Your FR in loopback looks great.

The ripple you are seeing could be real ripple in the DUT. For example, one filter option in the ES9038 ADC has +/- 0.68 dB of ripple (minimum phase fast roll-off). This filter isn’t used in the QA40x, but I point this out to show what passband ripples could show up in real consumer products like your DUT.

In the last plot you show, you can also see the ripple at the higher freqs, but it looks like it has been smoothed. If you right clik on the Freq Response button, you’ll see the option to apply smoothing. But I think if you are using a large enough FFT (which you are), the ripples you see are probably legit and interesting to know about. Digital filter roll-off rate, stopband suppression and passband ripple are all tradeoffs designers must make. If you want fast roll-off and lots of stopband suppression then you will suffer with passband ripple.

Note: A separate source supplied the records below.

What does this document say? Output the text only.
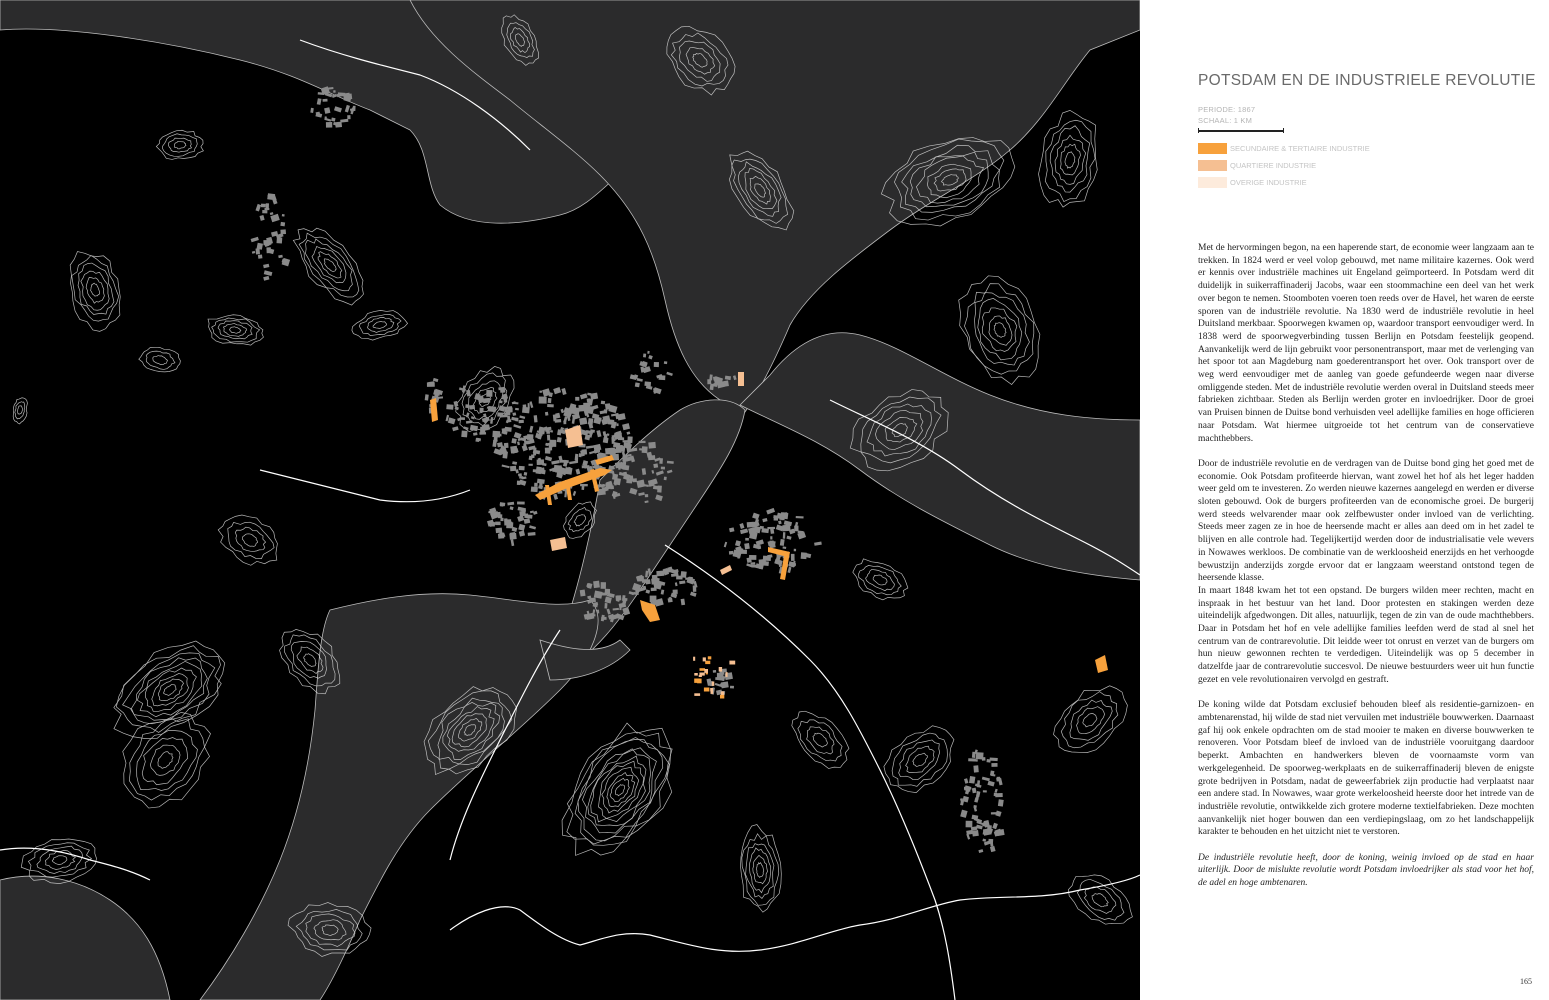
POTSDAM EN DE INDUSTRIELE REVOLUTIE
PERIODE: 1867
SCHAAL: 1 KM
SECUNDAIRE & TERTIAIRE INDUSTRIE
QUARTIERE INDUSTRIE
OVERIGE INDUSTRIE

Met de hervormingen begon, na een haperende start, de economie weer langzaam aan te trekken. In 1824 werd er veel volop gebouwd, met name militaire kazernes. Ook werd er kennis over industriële machines uit Engeland geïmporteerd. In Potsdam werd dit duidelijk in suikerraffinaderij Jacobs, waar een stoommachine een deel van het werk over begon te nemen. Stoomboten voeren toen reeds over de Havel, het waren de eerste sporen van de industriële revolutie. Na 1830 werd de industriële revolutie in heel Duitsland merkbaar. Spoorwegen kwamen op, waardoor transport eenvoudiger werd. In 1838 werd de spoorwegverbinding tussen Berlijn en Potsdam feestelijk geopend. Aanvankelijk werd de lijn gebruikt voor personentransport, maar met de verlenging van het spoor tot aan Magdeburg nam goederentransport het over. Ook transport over de weg werd eenvoudiger met de aanleg van goede gefundeerde wegen naar diverse omliggende steden. Met de industriële revolutie werden overal in Duitsland steeds meer fabrieken zichtbaar. Steden als Berlijn werden groter en invloedrijker. Door de groei van Pruisen binnen de Duitse bond verhuisden veel adellijke families en hoge officieren naar Potsdam. Wat hiermee uitgroeide tot het centrum van de conservatieve machthebbers.

Door de industriële revolutie en de verdragen van de Duitse bond ging het goed met de economie. Ook Potsdam profiteerde hiervan, want zowel het hof als het leger hadden weer geld om te investeren. Zo werden nieuwe kazernes aangelegd en werden er diverse sloten gebouwd. Ook de burgers profiteerden van de economische groei. De burgerij werd steeds welvarender maar ook zelfbewuster onder invloed van de verlichting. Steeds meer zagen ze in hoe de heersende macht er alles aan deed om in het zadel te blijven en alle controle had. Tegelijkertijd werden door de industrialisatie vele wevers in Nowawes werkloos. De combinatie van de werkloosheid enerzijds en het verhoogde bewustzijn anderzijds zorgde ervoor dat er langzaam weerstand ontstond tegen de heersende klasse.
In maart 1848 kwam het tot een opstand. De burgers wilden meer rechten, macht en inspraak in het bestuur van het land. Door protesten en stakingen werden deze uiteindelijk afgedwongen. Dit alles, natuurlijk, tegen de zin van de oude machthebbers. Daar in Potsdam het hof en vele adellijke families leefden werd de stad al snel het centrum van de contrarevolutie. Dit leidde weer tot onrust en verzet van de burgers om hun nieuw gewonnen rechten te verdedigen. Uiteindelijk was op 5 december in datzelfde jaar de contrarevolutie succesvol. De nieuwe bestuurders weer uit hun functie gezet en vele revolutionairen vervolgd en gestraft.

De koning wilde dat Potsdam exclusief behouden bleef als residentie-garnizoen- en ambtenarenstad, hij wilde de stad niet vervuilen met industriële bouwwerken. Daarnaast gaf hij ook enkele opdrachten om de stad mooier te maken en diverse bouwwerken te renoveren. Voor Potsdam bleef de invloed van de industriële vooruitgang daardoor beperkt. Ambachten en handwerkers bleven de voornaamste vorm van werkgelegenheid. De spoorweg-werkplaats en de suikerraffinaderij bleven de enigste grote bedrijven in Potsdam, nadat de geweerfabriek zijn productie had verplaatst naar een andere stad. In Nowawes, waar grote werkeloosheid heerste door het intrede van de industriële revolutie, ontwikkelde zich grotere moderne textielfabrieken. Deze mochten aanvankelijk niet hoger bouwen dan een verdiepingslaag, om zo het landschappelijk karakter te behouden en het uitzicht niet te verstoren.

De industriële revolutie heeft, door de koning, weinig invloed op de stad en haar uiterlijk. Door de mislukte revolutie wordt Potsdam invloedrijker als stad voor het hof, de adel en hoge ambtenaren.

165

As always, thank you so much for helping this, Matt! I want to make sure I’m providing my readers the most accurate information possible. Having the QA403 as part of the testing has been amazing!

I agree with Mat. These response curves are quite typical of fast roll-off digital low/band-pass filters. It’s really not that bad. Looking at the scale it’s well less than 0.5 dB. As the filter order increases you get less roll-off before the cut-off frequency, but more ripples. The same thing happens with analog filters - the math is all the same after allowing for the discrete transform. It’s just much easier to build high order digital filters, since component tolerances don’t enter into it until you hit the quantization limit.

The thing with computers and the ability to zoom into high-resolution data is the the messy parts of audio reality get revealed. Whether you can hear it or not is another question altogether.